«Insulto a la democracia» fue la airada reacción de Torra a la sentencia del lunes. «Sólo las dictaduras encarcelan a líderes políticos pacíficos», se leía en una gran pancarta en el estadio del Barcelona en el último partido de Champions. «Democracia son urnas», fue el alegato reiterado para justificar el referéndum de hace dos años y el de hace cinco, en tiempos de Artur Mas, el expresidente que huyó del Ateneo por la puerta de atrás.

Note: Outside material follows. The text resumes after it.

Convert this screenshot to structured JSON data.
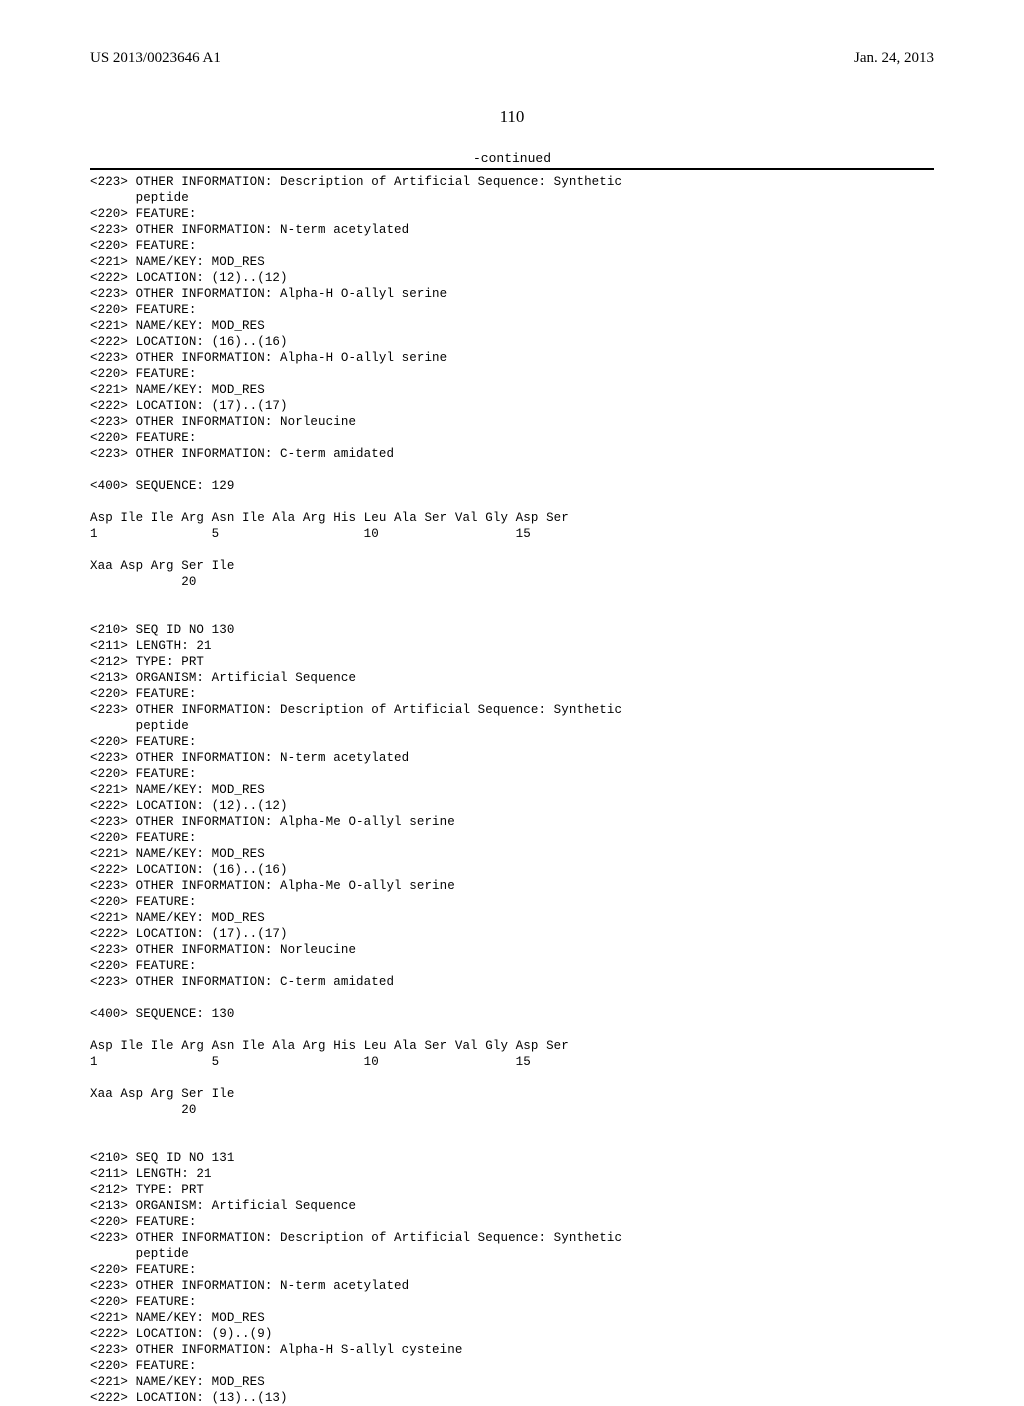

En definitiva, la democracia es la culpable del revés que ha sufrido el procés, visto desde la perspectiva del procés, mísero argumento que recuerda los debates de mis tiempos universitarios en los que se concluía sin discrepancias que la culpa era del sistema. Desacredita a quien se muestra incapaz de ofrecer motivos más sólidos porque los tribunales de un estado democrático siempre y solo juzgan hechos, jamás ideas.
Los actores y los espectadores del intento de secesión sabían y sabíamos que saltarse las leyes da lugar a responsabilidades. Ninguna sorpresa, por tanto, ante una resolución judicial con penas blandengues, visto desde la otra perspectiva, porque además todo apunta a que los años de prisión impuestos van a ser cumplidos en régimen de semilibertad, a expensas de lo que diga finalmente el Supremo, primero, y Estrasburgo, después.
La base de la democracia es la ley, no las urnas utilizadas a discreción y a beneficio de unos intereses. Y la ley, que se elabora y modifica en función de la voluntad ciudadana salida de las urnas, es la que resuelve los conflictos. A nadie se ha encarcelado por sus ideas, los independentistas han disfrutado de la libertad de expresión en toda su dimensión y, si se les encarceló antes del juicio fue porque Puigdemont se había fugado. Por eso es prófugo de la Justicia y, como los otros fugados, no es un exilado político, el otro latiguillo espurio del que como el de «presos políticos» se abusa a sabiendas y con malicia.